The study used CTCI products given to 24 patients with LBCL. CTCI products were analyzed by single-cell-RNA-sequencing (scRNAseq) for determining molecular features. Patients’ blood samples were obtained during infusion, and at 1 week, 2 weeks, and 1 month after infusion. Plasma, which is the liquid component of blood, was isolated from these samples. They were used for analyzing cell-free DNA (cfDNA). Plasma from 24 healthy people was used for comparison.

After a 3-month follow-up, 13 patients (50%) had progressive disease (PD), 1 (4%) had a partial response (PR), and 9 (38%) had a complete response (CR) as measured by PET/CT scans. PR means the partial absence of cancer symptoms while CR refers to a complete lack of them.

scRNAseq revealed that patients with PR/PD received CTCI products enriched in exhausted T-cells, while those with a CR received CTCI products enriched in memory T-cells. T-cells get exhausted after over-utilizing their abilities to kill a particular target. Memory T-cells retain the ability to recognize and kill a particular target for the long-term. Patients who achieved a CR at 3 months had 3 times higher frequencies of memory T-cells compared to those with a PR/PD.

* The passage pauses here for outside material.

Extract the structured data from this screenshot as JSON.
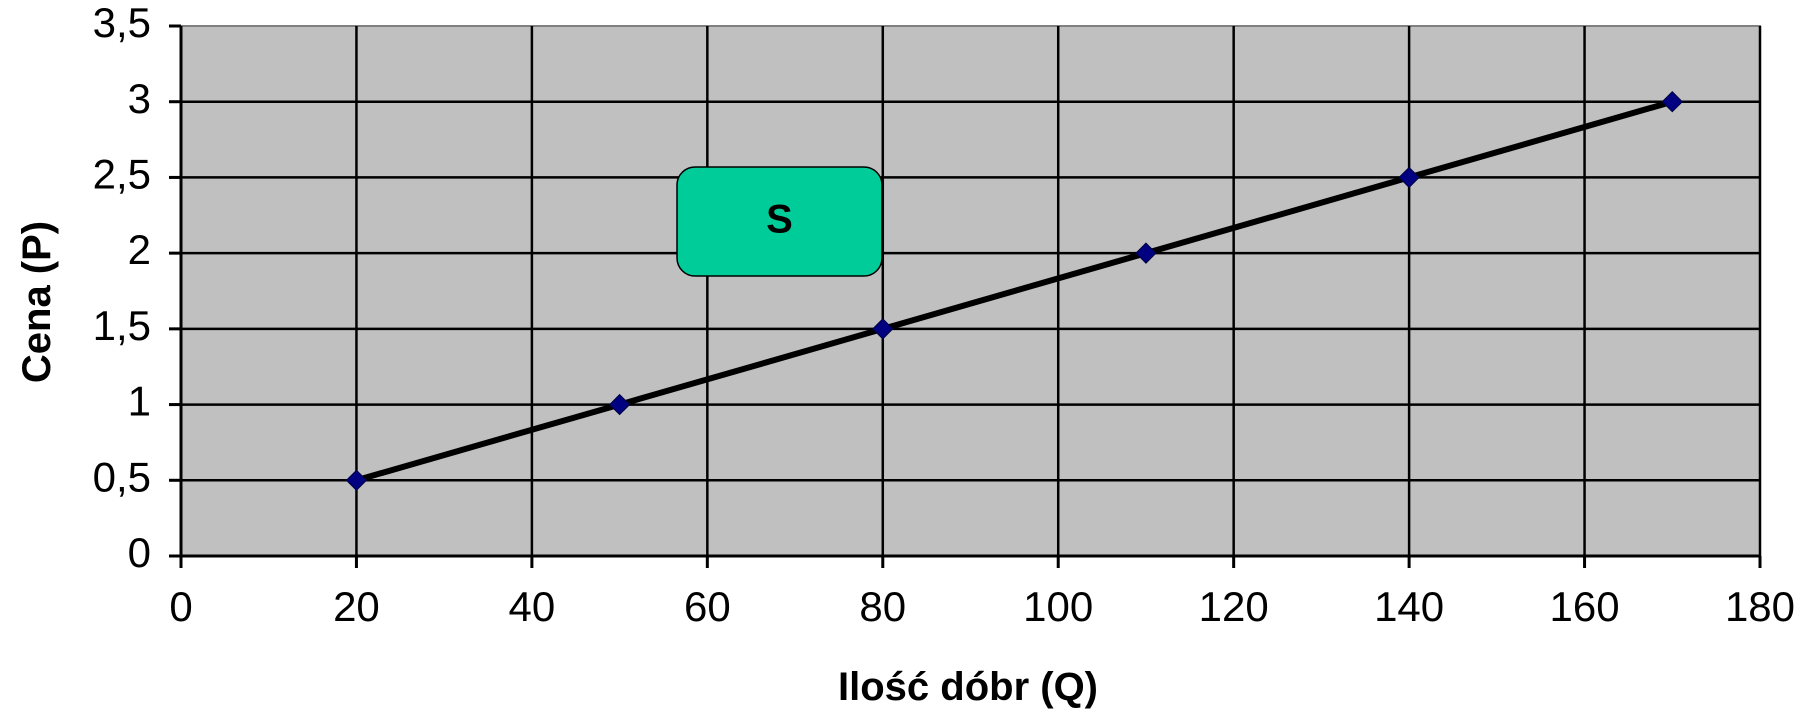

cfDNA analysis showed patients’ response to treatment at the molecular level by revealing a reduction in leukemic genetic changes. A clinical response (CLR) was defined as an improvement in actual symptoms of cancer. A molecular response (MR) at day-7 after infusion led to a measurable CLR. Exhausted T-cells were found in the CTCI products given to patients with poor MR.

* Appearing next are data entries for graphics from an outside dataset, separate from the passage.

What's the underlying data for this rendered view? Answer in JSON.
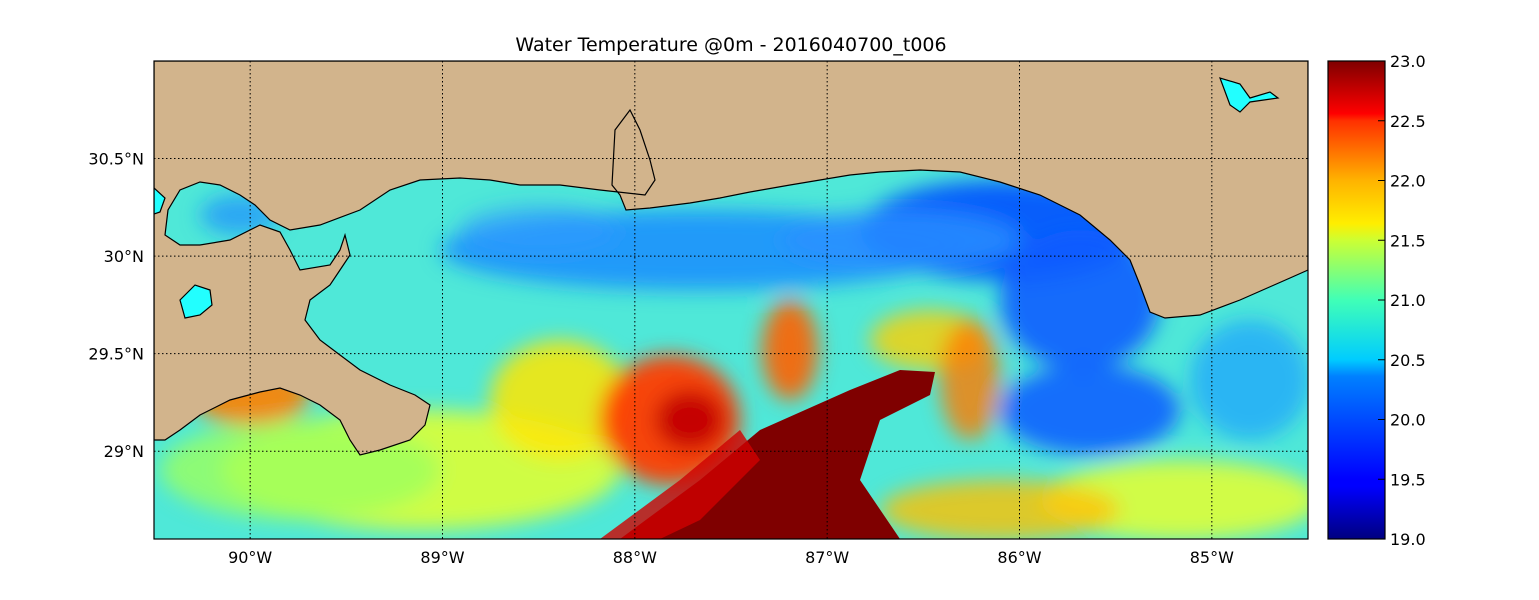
{
  "title": "Water Temperature @0m - 2016040700_t006",
  "map": {
    "lon_range": [
      -90.5,
      -84.5
    ],
    "lat_range": [
      28.55,
      31.0
    ],
    "land_color": "#d2b48c",
    "lon_ticks": [
      {
        "value": -90,
        "label": "90°W"
      },
      {
        "value": -89,
        "label": "89°W"
      },
      {
        "value": -88,
        "label": "88°W"
      },
      {
        "value": -87,
        "label": "87°W"
      },
      {
        "value": -86,
        "label": "86°W"
      },
      {
        "value": -85,
        "label": "85°W"
      }
    ],
    "lat_ticks": [
      {
        "value": 30.5,
        "label": "30.5°N"
      },
      {
        "value": 30.0,
        "label": "30°N"
      },
      {
        "value": 29.5,
        "label": "29.5°N"
      },
      {
        "value": 29.0,
        "label": "29°N"
      }
    ],
    "grid": "dotted"
  },
  "colorbar": {
    "colormap": "jet",
    "range": [
      19.0,
      23.0
    ],
    "ticks": [
      "23.0",
      "22.5",
      "22.0",
      "21.5",
      "21.0",
      "20.5",
      "20.0",
      "19.5",
      "19.0"
    ],
    "tick_values": [
      23.0,
      22.5,
      22.0,
      21.5,
      21.0,
      20.5,
      20.0,
      19.5,
      19.0
    ]
  }
}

Immune effector cell-associated neurotoxicity syndrome (ICANS) often occurs as a side effect of CAR-T-cell therapy. It includes brain damage, drowsiness, tremor, seizures. Patients experiencing severe ICANS were found to receive CTCI-products enriched in T-cells which had similarities with monocytes. Monocytes are blood cells involved in the immune response.

The study concluded that molecular and cellular differences in CTCI products contribute to variations in the safety and effectiveness after axi-cel therapy in patients with LBCL. The authors suggested that the effectiveness of CAR-T cell therapy may be predicted early by assessing MR at day 7.